半個小時後,書房的門打開了。江新城從夢中驚醒,看到何太太領著莫顏走了出來。她熱情周到地將三位客人送至一樓門廳,依然拉著莫顏的手殷切道:“齊小姐,謝謝你,跟你聊過之後舒服多了。”
“有興趣的話,可以來找我喝茶。”莫顏從口袋裏掏出名片奉上。江新城笑著說:“看了她的收費標準以後,你就會發現為什麼跟她聊天那麼舒服了。”
莫顏狠狠踩了江新城一腳,轉身出門的時候不小心撞上了趕著進門的人。來人稍稍一愣,急忙伸手扶住莫顏禮貌地道歉說:“對不起,你沒事吧?”
是個年輕的聲音。莫顏倏地抬起眼睫。
進門的是個十六七歲的俊美少年,朋克裝扮的衣褲,頭發染成藍色而且根根豎得筆直,耳洞數比別墅的窗戶還多,鼻翼上的水晶鼻釘在日光下閃閃發光。
莫顏也是一愣,旋即抽回手搖了搖頭:“沒事。”“阿峰,你回來了。”何太太向兒子笑著說,“這幾位是客人。”莫顏主動伸出手,可這一次少年卻沒有握。
“來打牌的嗎?那不打擾你們。”少年冷冷地說完,筆直走向房間去了。
“阿峰,阿峰。”何太太窘迫地看了看兒子的背影,急忙向客人道歉,“這孩子就是這樣,他對我的那些朋友也都是這樣。”
穆青及時地扶了莫顏一把,她敏銳地看了看身邊的人,笑著說:
“沒關係,他真是個……很特別的孩子。”
三人一犬並肩走向停在遊泳池邊的銀色跑車,何太太仍在門邊揮手微笑。橡膠輪印沿著水漬軋出淡色花紋,銀色跑車如一道電光消失在別墅門外。
很快,上了高速公路。
江新城從後座探頭上來:“老公有外遇?上次做筆錄的時候特意問過,可是她說沒有。”
“下次你做筆錄,她也不會說。老公有外遇也不是什麼光彩的事情,怎麼可能像香水廣告一樣貼得到處都是。更何況,她還是名門之後。”莫顏抬頭從後視鏡裏冷冷斜了江新城一眼。
匍匐在後座上那隻體形巨大的雪橇犬忽然懶洋洋道:“江新城,你這個不帶腦子上班的家夥,不要打擾我們思考……”

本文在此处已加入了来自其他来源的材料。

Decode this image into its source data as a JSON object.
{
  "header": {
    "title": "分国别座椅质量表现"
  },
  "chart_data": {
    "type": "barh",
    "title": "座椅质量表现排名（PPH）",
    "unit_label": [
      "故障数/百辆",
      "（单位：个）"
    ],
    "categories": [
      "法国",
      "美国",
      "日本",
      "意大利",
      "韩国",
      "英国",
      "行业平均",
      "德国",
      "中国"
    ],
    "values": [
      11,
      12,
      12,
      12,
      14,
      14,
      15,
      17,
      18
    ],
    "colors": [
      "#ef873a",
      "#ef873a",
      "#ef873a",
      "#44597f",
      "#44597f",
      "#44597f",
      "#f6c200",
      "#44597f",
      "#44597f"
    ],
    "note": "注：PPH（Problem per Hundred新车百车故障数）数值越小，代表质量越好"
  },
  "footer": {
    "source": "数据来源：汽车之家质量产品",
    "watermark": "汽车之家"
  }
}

“——你這隻妖怪狗也會思考嗎。”江新城抬起手掌,拍向阿徹的大腦門兒。
穆青靠著椅背把手探出窗外,若有所思道:“會不會是情人……”“要去會會他的情婦嗎?”莫顏帶著邪惡的笑意看了看穆青說,“那估計你得租借一個萬人體育場。”穆青扁扁嘴說:“我是說,那個別墅裏有奇怪的妖氣……”江新城迫不及待打斷道:“你是說何維裏的情婦是妖怪?”莫顏和穆青同時反駁道:“我們沒說。”
阿徹抱住被江新城打疼的腦袋,準備跳起來反擊時,不幸撞到車內的天花板,再度跌倒。
“問題是要到哪裏去找這個妖怪?城裏的妖怪少說也有幾十萬,而且都偽裝得很好,不容易看穿呢。”江新城低頭沉思道。
“能被你看穿的還能算妖怪嗎!”阿徹歪倒在後座上低吼。
“是那孩子。”莫顏轉過臉看著身旁的人,“和現場的妖氣相似,隻是微弱一些。”
穆青思索著說:“好像也……不是單純的妖氣。”
江新城好不容易在一片混亂的思緒中看見了一絲曙光,牢牢抓住不肯放手,“你們是說那孩子就是三個少年犯之一?那為什麼不把它抓起來?”
莫顏說:“江新城,你應該比我們更清楚吧。”“可是他們當時都蒙著臉啊。”“可是你要抓人總要有證據吧。”“去問了不就有證據了嗎。”
莫顏鬆開一隻握著方向盤的手,從口袋裏掏出一個細窄的火柴盒。“有些事情不一定要用嘴巴問。”
“T—A—C—K……”江新城抻長了脖子念出火柴盒上的字母。穆青拿過火柴盒翻來覆去地看著。“這是你昨天在現場撿到的?”“不,是我剛才從那個叫阿峰的孩子身上拿到的。”莫顏取出另外一個火柴盒說,“這才是我昨天在現場找到的。”江新城把兩個火柴盒拿在一起,居然一模一樣。